Le test chromatique d’Ishihara permet de déceler les différents types de daltonisme grâce à des planches pseudo-isochromatiques constituées de mosaïques de points de couleurs différentes. © Henrik Dolle, Adobe Stock

Santé

Comment les daltoniens voient-ils le monde ?

Question/RéponseClassé sous :maladie , Corps humain , yeux

Dans le monde, on estime à environ 300 millions le nombre de personnes atteintes de daltonisme. Une maladie qui affecte la manière dont une personne perçoit les couleurs. Et ainsi, la façon dont elle voit le monde.

Le daltonisme, c'est une maladie essentiellement génétique. Ce qui explique pourquoi elle touche plus les hommes que les femmes. Environ un homme sur douze est daltonien contre seulement une femme sur deux cents. Mais il est intéressant de noter que la maladie peut aussi survenir comme une conséquence d'autres maladies comme le diabète ou bien sûr, presque toutes les maladies qui touchent les yeux.

Le daltonisme, c'est la plus connue des dyschromatopsies. Il affecte en effet, de façon plus ou moins sévère et plus ou moins pérenne, la manière dont une personne voit les couleurs. Ainsi le daltonisme peut être reconnu comme un handicap visuel dans certains métiers. Il peut aussi entraîner des difficultés scolaires. Et si sa forme la plus commune est le daltonisme rouge/vert, il en existe plusieurs grands types différents.

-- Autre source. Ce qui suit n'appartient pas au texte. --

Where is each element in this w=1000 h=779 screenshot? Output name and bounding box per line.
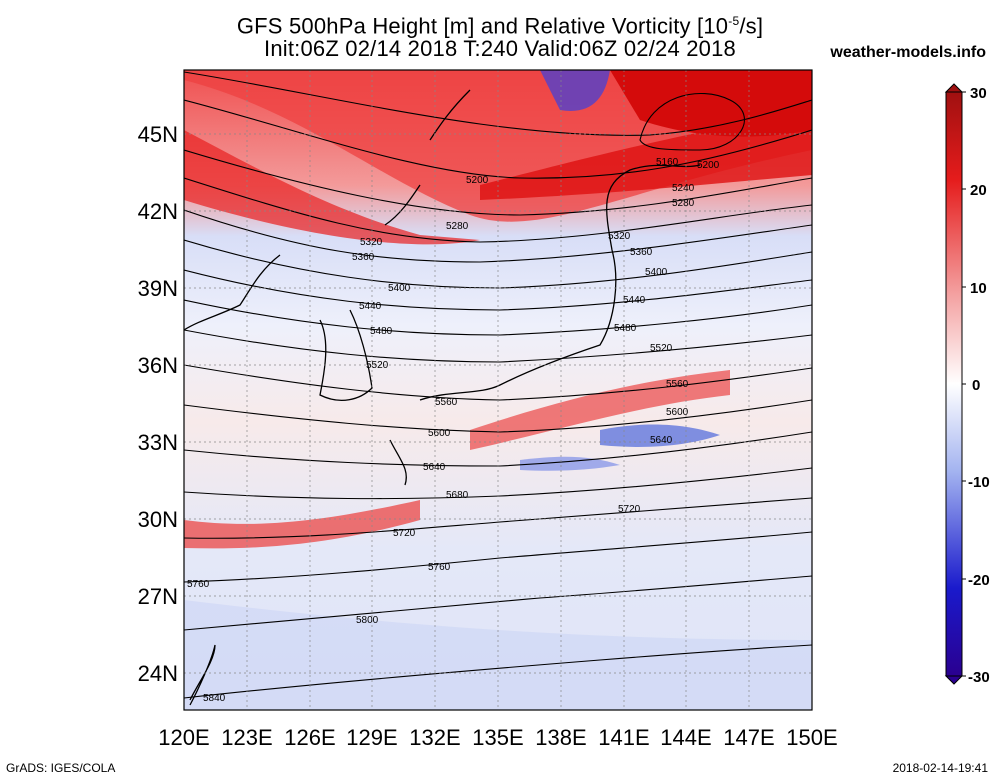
lat-tick-label: 30N — [138, 507, 178, 532]
colorbar-bottom-arrow — [944, 675, 964, 685]
colorbar-label: -30 — [968, 669, 990, 686]
contour-label: 5440 — [359, 301, 382, 312]
colorbar-label: 30 — [970, 85, 987, 102]
colorbar-label: 20 — [970, 182, 987, 199]
software-credit: GrADS: IGES/COLA — [6, 761, 116, 775]
title-exponent: -5 — [728, 14, 740, 28]
colorbar-top-arrow — [944, 83, 964, 93]
title-main: GFS 500hPa Height [m] and Relative Vorti… — [236, 13, 729, 39]
contour-labels: 5160 5200 5200 5240 5280 5280 5320 5320 … — [187, 157, 720, 704]
colorbar-label: -20 — [968, 572, 990, 589]
contour-label: 5760 — [428, 562, 451, 573]
contour-label: 5480 — [614, 323, 637, 334]
lon-tick-label: 144E — [660, 725, 711, 750]
contour-label: 5440 — [623, 295, 646, 306]
lat-tick-label: 24N — [138, 661, 178, 686]
contour-label: 5720 — [393, 528, 416, 539]
title-unit: /s] — [739, 13, 764, 39]
contour-label: 5360 — [352, 252, 375, 263]
site-credit: weather-models.info — [830, 44, 986, 61]
contour-label: 5400 — [388, 283, 411, 294]
contour-label: 5560 — [666, 379, 689, 390]
colorbar: 30 20 10 0 -10 -20 -30 — [944, 83, 990, 686]
colorbar-scale — [945, 91, 963, 677]
contour-label: 5520 — [650, 343, 673, 354]
lat-tick-label: 36N — [138, 353, 178, 378]
colorbar-label: -10 — [968, 474, 990, 491]
lon-tick-label: 135E — [472, 725, 523, 750]
contour-label: 5600 — [666, 407, 689, 418]
contour-label: 5240 — [672, 183, 695, 194]
contour-label: 5280 — [446, 221, 469, 232]
contour-label: 5800 — [356, 615, 379, 626]
lon-tick-label: 123E — [221, 725, 272, 750]
contour-label: 5560 — [435, 397, 458, 408]
contour-label: 5760 — [187, 579, 210, 590]
lat-tick-label: 33N — [138, 430, 178, 455]
lat-tick-label: 39N — [138, 276, 178, 301]
contour-label: 5720 — [618, 504, 641, 515]
contour-label: 5640 — [650, 435, 673, 446]
colorbar-label: 0 — [972, 377, 980, 394]
lat-tick-label: 42N — [138, 199, 178, 224]
map-subtitle: Init:06Z 02/14 2018 T:240 Valid:06Z 02/2… — [264, 36, 736, 61]
contour-label: 5400 — [645, 267, 668, 278]
lon-tick-label: 141E — [598, 725, 649, 750]
lon-tick-label: 132E — [409, 725, 460, 750]
contour-label: 5280 — [672, 198, 695, 209]
lon-tick-label: 150E — [786, 725, 837, 750]
lon-tick-label: 129E — [346, 725, 397, 750]
lon-tick-label: 126E — [284, 725, 335, 750]
colorbar-label: 10 — [970, 280, 987, 297]
contour-label: 5480 — [370, 326, 393, 337]
contour-label: 5160 — [656, 157, 679, 168]
lat-tick-label: 27N — [138, 584, 178, 609]
map-title: GFS 500hPa Height [m] and Relative Vorti… — [0, 8, 1000, 39]
contour-label: 5200 — [697, 160, 720, 171]
latitude-axis: 45N 42N 39N 36N 33N 30N 27N 24N — [138, 122, 178, 686]
contour-label: 5320 — [360, 237, 383, 248]
lon-tick-label: 120E — [158, 725, 209, 750]
lon-tick-label: 147E — [723, 725, 774, 750]
lon-tick-label: 138E — [535, 725, 586, 750]
contour-label: 5520 — [366, 360, 389, 371]
contour-label: 5360 — [630, 247, 653, 258]
vorticity-field — [184, 70, 812, 710]
contour-label: 5680 — [446, 490, 469, 501]
map-frame — [183, 69, 813, 711]
contour-label: 5200 — [466, 175, 489, 186]
contour-label: 5320 — [608, 231, 631, 242]
contour-label: 5600 — [428, 428, 451, 439]
contour-label: 5640 — [423, 462, 446, 473]
contour-label: 5840 — [203, 693, 226, 704]
lat-tick-label: 45N — [138, 122, 178, 147]
generated-timestamp: 2018-02-14-19:41 — [892, 761, 988, 775]
longitude-axis: 120E 123E 126E 129E 132E 135E 138E 141E … — [158, 725, 837, 750]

Une vision en couleur défectueuse

En haut, une image en vision normale, en bas, une image vue par une personne souffrant de deutéranomalie. © Colour Blind Awareness

Rappelons que notre rétine est composée de cellules coniques que l'on peut diviser en trois groupes en fonction de leur sensibilité à la couleur rouge, bleu ou verte. Lorsque le système fonctionne correctement, le cerveau reçoit, d'une combinaison de ces cellules, des informations relatives à la couleur des objets.

Mais lorsque l'un ou plusieurs types de ces cellules s'avèrent défectueux, l'information ne peut plus être correctement transmise au cerveau. Les spécialistes parlent de trichromatisme anormal. Ainsi lorsque les cônes sensibles à la lumière rouge sont touchés, on parle de protanomalie. Lorsqu'il s'agit des cônes sensibles à la lumière verte, on parle de deutéranomalie. C'est la déficience la plus commune chez les daltoniens. Et enfin, lorsqu'il s'agit des cônes sensibles à la lumière bleue -- un cas extrêmement rare --, on parle de tritanomalie.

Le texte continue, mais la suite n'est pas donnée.